¿ENTRE LAS REDES SOCIALES Y LA MAQUINARIA POLÍTICA QUIÉN GANA?

Con la convocatoria a elecciones regionales para para el 15 de octubre de 2017, la Mesa de la Unidad Democrática, –que se abstuvo en las elecciones de la Asamblea Nacional Constituyente–, anunció la realización de primarias el 10 de septiembre pasado para escoger los candidatos unitarios en cada estado.

En medio de este proceso, marcado por el escepticismo y la apatía, el viejo partido Acción Democrática se impuso en 10 estados de los 23 sorprendiendo por cómo el “zorro viejo” logró triunfar sobre partidos de oposición de formación más reciente.

Aunque es cierto que estas victorias no fueron ni en los grandes “mastodontes” demográficos (Zulia, Distrito Capital y Miranda) ni en la zona centro-occidental, sino en estados pequeños y poco poblados. La victoria adeca parece decir algunas cosas no solo sobre la dinámica de la oposición sino sobre cómo, en esta era de Twitter y Facebook, se hacen las campañas electorales.

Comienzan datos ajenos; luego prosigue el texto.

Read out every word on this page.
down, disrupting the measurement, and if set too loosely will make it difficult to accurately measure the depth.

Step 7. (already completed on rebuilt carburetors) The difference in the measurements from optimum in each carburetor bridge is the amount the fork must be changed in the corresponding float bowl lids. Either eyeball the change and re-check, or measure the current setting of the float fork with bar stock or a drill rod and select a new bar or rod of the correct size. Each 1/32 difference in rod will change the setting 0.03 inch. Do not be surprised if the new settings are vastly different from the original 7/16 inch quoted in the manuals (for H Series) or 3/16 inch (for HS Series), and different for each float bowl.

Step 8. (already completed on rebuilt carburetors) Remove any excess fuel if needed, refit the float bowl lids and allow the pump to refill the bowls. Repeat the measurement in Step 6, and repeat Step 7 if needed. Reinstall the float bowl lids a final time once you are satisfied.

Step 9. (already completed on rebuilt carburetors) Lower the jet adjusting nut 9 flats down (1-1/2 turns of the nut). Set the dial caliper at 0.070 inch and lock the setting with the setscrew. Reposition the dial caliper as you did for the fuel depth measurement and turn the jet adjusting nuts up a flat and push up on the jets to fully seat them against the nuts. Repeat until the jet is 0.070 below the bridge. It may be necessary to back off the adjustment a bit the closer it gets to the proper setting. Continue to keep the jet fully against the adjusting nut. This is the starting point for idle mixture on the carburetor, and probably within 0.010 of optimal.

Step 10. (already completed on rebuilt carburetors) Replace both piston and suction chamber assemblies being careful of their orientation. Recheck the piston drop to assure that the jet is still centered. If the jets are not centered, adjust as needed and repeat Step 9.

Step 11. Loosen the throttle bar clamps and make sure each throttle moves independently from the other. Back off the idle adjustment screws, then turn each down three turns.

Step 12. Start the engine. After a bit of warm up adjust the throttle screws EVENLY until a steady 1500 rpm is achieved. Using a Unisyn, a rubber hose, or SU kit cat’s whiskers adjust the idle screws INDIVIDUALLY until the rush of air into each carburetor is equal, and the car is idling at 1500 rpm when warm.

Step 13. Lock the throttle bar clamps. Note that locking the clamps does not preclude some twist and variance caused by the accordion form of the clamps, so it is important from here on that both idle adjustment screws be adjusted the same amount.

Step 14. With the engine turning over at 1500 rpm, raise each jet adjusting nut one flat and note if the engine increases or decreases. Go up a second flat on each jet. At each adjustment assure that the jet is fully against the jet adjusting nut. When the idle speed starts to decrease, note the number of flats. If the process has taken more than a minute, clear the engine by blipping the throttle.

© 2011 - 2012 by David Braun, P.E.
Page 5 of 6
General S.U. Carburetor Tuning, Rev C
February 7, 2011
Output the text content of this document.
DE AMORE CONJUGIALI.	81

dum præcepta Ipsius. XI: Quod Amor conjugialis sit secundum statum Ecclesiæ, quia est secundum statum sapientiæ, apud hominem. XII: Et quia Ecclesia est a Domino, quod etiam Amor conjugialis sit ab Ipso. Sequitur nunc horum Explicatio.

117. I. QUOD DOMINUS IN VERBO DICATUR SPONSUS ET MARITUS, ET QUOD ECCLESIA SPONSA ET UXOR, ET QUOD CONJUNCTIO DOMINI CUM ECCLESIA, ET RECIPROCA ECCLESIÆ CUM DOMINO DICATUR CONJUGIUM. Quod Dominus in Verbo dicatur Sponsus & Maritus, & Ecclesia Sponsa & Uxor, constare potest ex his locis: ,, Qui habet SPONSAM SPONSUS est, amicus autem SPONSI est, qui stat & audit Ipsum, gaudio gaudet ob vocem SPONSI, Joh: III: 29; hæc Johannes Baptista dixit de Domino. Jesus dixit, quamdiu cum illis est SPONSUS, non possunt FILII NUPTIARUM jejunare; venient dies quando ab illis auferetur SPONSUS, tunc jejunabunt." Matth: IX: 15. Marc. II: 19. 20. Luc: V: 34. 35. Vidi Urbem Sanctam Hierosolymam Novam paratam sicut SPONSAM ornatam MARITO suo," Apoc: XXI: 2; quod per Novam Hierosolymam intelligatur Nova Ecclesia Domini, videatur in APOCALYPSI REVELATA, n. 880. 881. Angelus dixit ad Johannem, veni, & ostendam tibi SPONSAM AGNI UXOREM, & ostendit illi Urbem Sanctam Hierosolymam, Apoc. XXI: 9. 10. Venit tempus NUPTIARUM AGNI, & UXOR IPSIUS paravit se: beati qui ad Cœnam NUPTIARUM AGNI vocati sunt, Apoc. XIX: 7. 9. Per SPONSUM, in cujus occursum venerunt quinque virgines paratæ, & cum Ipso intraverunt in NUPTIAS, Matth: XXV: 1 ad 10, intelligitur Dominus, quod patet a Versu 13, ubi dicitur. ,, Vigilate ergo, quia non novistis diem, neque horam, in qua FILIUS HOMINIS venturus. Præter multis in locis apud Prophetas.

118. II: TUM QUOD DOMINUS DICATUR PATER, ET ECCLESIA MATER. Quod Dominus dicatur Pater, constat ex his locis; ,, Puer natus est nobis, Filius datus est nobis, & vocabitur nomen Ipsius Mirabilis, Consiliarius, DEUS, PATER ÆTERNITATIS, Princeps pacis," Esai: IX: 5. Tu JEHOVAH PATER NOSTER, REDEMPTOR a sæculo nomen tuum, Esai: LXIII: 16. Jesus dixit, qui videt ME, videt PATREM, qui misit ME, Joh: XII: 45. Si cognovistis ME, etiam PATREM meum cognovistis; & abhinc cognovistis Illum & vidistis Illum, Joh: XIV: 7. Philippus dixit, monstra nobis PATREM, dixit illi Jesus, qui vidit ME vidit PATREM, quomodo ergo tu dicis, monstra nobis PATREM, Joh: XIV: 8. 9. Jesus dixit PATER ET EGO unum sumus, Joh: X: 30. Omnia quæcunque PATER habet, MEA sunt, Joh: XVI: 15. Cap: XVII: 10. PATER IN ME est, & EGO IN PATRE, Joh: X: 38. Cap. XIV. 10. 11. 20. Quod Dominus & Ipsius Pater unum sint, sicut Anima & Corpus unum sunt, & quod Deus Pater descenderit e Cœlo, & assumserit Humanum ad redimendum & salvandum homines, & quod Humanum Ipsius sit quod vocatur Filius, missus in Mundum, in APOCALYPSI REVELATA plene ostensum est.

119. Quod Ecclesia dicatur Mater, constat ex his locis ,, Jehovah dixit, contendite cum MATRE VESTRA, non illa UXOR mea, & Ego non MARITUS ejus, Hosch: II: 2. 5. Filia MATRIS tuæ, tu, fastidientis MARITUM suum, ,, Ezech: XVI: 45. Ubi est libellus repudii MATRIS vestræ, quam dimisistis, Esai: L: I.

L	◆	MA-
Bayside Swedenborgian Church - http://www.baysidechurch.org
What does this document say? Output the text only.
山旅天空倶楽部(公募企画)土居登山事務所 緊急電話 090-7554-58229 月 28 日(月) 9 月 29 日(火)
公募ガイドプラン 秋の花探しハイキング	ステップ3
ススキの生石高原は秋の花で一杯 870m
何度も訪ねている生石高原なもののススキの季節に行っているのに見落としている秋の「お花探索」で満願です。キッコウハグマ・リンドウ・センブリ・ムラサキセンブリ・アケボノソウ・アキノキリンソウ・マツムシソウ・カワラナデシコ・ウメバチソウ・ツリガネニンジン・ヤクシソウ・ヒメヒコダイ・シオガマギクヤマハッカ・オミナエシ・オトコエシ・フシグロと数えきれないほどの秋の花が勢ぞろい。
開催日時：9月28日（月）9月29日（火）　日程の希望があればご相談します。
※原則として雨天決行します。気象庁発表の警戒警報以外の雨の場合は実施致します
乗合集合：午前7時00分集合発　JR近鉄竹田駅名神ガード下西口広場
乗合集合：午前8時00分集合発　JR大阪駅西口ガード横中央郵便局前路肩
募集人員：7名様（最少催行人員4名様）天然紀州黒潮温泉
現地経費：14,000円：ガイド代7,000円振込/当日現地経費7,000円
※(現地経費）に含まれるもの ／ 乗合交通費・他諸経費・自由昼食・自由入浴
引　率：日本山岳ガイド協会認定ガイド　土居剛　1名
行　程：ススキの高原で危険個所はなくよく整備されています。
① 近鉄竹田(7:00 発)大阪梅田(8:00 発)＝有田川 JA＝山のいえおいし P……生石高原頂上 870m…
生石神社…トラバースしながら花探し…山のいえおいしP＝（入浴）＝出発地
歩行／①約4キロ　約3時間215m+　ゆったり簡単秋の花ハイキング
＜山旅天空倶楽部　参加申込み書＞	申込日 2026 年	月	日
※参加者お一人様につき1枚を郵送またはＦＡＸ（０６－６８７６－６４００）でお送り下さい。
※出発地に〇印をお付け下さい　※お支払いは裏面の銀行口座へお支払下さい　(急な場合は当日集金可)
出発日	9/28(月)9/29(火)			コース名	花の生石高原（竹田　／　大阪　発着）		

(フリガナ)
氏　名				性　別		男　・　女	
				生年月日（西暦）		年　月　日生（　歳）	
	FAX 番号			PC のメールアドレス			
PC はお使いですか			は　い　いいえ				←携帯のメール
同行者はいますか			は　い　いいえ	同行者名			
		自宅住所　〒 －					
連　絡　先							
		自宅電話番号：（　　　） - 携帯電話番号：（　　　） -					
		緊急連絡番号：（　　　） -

¿Hay una generación que está confiando demasiado en las redes sociales y muy poco en las maquinarias políticas a la vieja usanza?

La maquinaria política

Cuando se habla de “maquinaria política” para hablar de los partidos políticos no se está usando una metáfora: Allá en los años cuarenta, cuando la gente estaba descubriendo lo complejo que habían sido los imperios antiguos de Mesoamérica, el medio oriente, etcétera, un investigador llamado Lewis Mumford sugirió que imperios como el Inca o el Egipcio eran realmente “megamáquinas” cuyas piezas y componentes eran personas movilizadas para la guerra o para construir grandes monumentos que, incluso en estos tiempos, no sería tan fácil de hacer.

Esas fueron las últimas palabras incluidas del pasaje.